Friday, September 25, 2020

Nein, Streaming ist nicht das neue Fliegen

Streaming ist das moderne Fernsehen und wird als solches intensiv genutzt – vor allem im Zeitalter des Coronavirus. Allerdings leben wir auch im Zeitalter der Klimaerwärmung, und deshalb wurde Streaming von vielen Klimaschützern schon früh als „schlecht fürs Klima“ eingestuft. Netflix-Fans dürfen sich aber beruhigen: Das Klima wird nicht am Streaming zugrunde gehen.


Streaming-Fans haben eine riesige Auswahl. Screengrab whatsnewonnetflix

Als die Studie erschien, wurden die Ergebnisse weltweit verbreitet: Die Emissionen, die beim Ansehen von 30 Minuten Netflix entstünden, nämlich 1,6 Kilogramm CO2, seien gleich gross, wie wenn man sechs Kilometer Auto fahre. Die Zahlen stammen aus einem Bericht des Shift-Projekts, einem französischen Thinktank, über die "nicht nachhaltige und wachsende Wirkung" von Online-Videos. Dem Bericht zufolge war Streaming im Jahr 2018 für mehr als 300 Millionen Tonnen CO2 verantwortlich, was dem gesamten Co2-Ausstoss Frankreichs entspricht. Und wie das im Internetzeitalter üblich und normal ist, beeinflusst der Bericht des Shift-Projekts weiterhin die Medienberichterstattung.  

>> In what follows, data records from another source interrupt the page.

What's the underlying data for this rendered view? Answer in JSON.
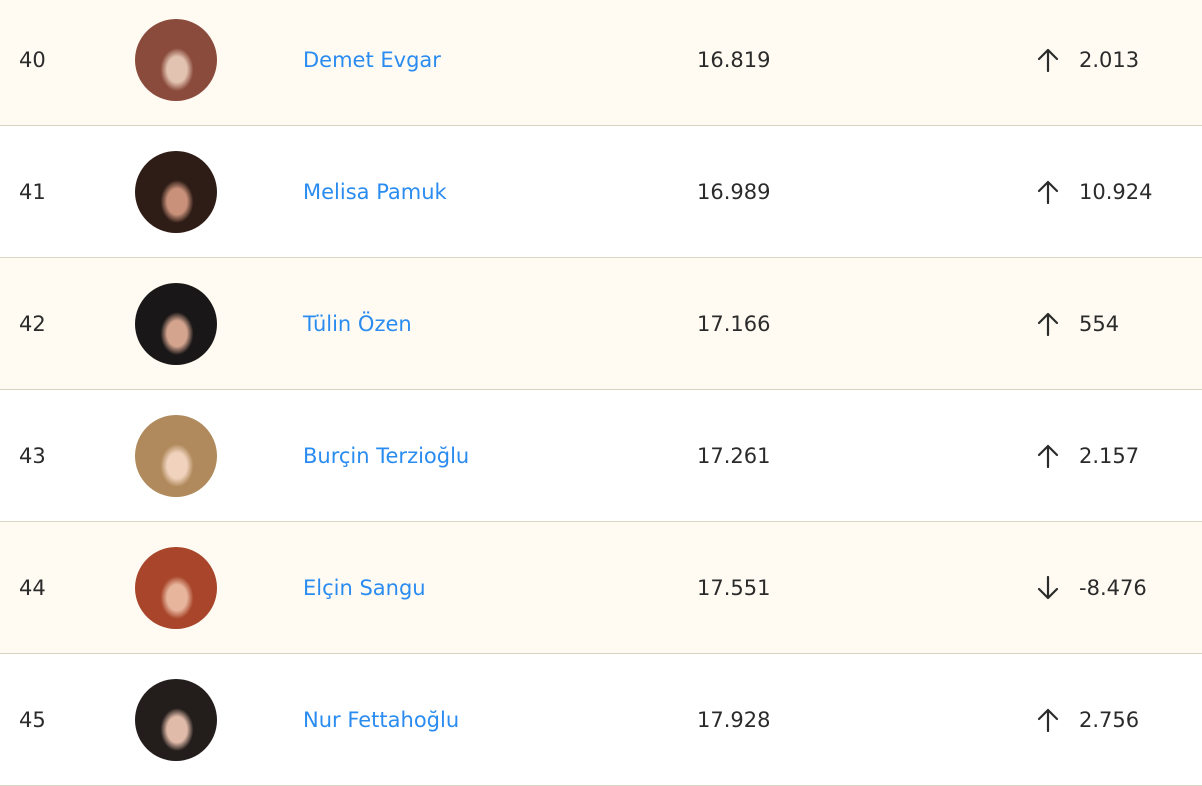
{
  "rows": [
    {
      "rank": "40",
      "name": "Demet Evgar",
      "score": "16.819",
      "direction": "up",
      "change": "2.013",
      "avatar_colors": [
        "#8a4b3c",
        "#e2c2b0"
      ]
    },
    {
      "rank": "41",
      "name": "Melisa Pamuk",
      "score": "16.989",
      "direction": "up",
      "change": "10.924",
      "avatar_colors": [
        "#2e1c16",
        "#c9917a"
      ]
    },
    {
      "rank": "42",
      "name": "Tülin Özen",
      "score": "17.166",
      "direction": "up",
      "change": "554",
      "avatar_colors": [
        "#1a1718",
        "#d4a48e"
      ]
    },
    {
      "rank": "43",
      "name": "Burçin Terzioğlu",
      "score": "17.261",
      "direction": "up",
      "change": "2.157",
      "avatar_colors": [
        "#b08a5c",
        "#f0d2bd"
      ]
    },
    {
      "rank": "44",
      "name": "Elçin Sangu",
      "score": "17.551",
      "direction": "down",
      "change": "-8.476",
      "avatar_colors": [
        "#a8452a",
        "#e6b59c"
      ]
    },
    {
      "rank": "45",
      "name": "Nur Fettahoğlu",
      "score": "17.928",
      "direction": "up",
      "change": "2.756",
      "avatar_colors": [
        "#231d1c",
        "#e1bba9"
      ]
    }
  ],
  "colors": {
    "name_link": "#2a8cf0",
    "alt_row": "#fffbf2",
    "divider": "#d9d3c3"
  }
}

Aber gerade im Internetzeitalter wird nichts so heiss gegessen wie es gekocht worden ist. In der Zwischenzeit sind einige Berechnungen veröffentlicht worden, die den Shift-Bericht zur Makulatur werden lassen. Der neuste kommt von einer Studie des deutschen Umweltbundesamtes – einer durchaus klimaschutzfreundlichen Agentur. Unter dem Titel: “Ist Streaming das neue Fliegen?“ berichtet der Stern über „die alarmistischen Schätzungen vom letzten Jahr“ und die Schlussfolgerungen der beamteten Umweltschützer. Die weltweit publizierten Resultate des Shift-Berichts seien nicht haltbar:

“Selbst in der emissionsreichsten Variante, dem Streaming über den veralteten UMTS-Standard, kamen die Forscher zusammengerechnet nur auf 90 Gramm Emissionen für eine ganze Stunde. Trotzdem lag die Schätzung [im Shift-Bericht] um Faktor 35 über dem höchsten Durchschnittswert. Bei anderen Übertragungsarten lag die Emission noch deutlich niedriger. Streamt man über den neuen Mobilfunkstandard 5G sinken die Emissionen auf 5 Gramm. Am niedrigsten liegt der Wert, wenn die Daten per Wlan aufs Gerät kommen. Wird das Heimnetzwerk über klassische Telefon-Kupferleitungen mit Daten beliefert, kommen dann noch 4 Gramm zusammen. Bei einer modernen Glasfaserleitung ist der Wert am niedrigsten: Gerade mal 2 Gramm Emissionen werden dann pro Stunde verursacht. Zum Vergleich: Drei Minuten warmes Duschen verursachen fast 3000 Gramm CO2.“

Wem die Studie der deutschen Umweltbeamtennicht genügt, der kann sich auf der Klima-Informationswebsite carbonbrief.com im Detail informieren. Carbon Brief ist eine in Grossbritannien ansässige Website, die über die neuesten Entwicklungen in der Klimawissenschaft, Klimapolitik und Energiepolitik informiert.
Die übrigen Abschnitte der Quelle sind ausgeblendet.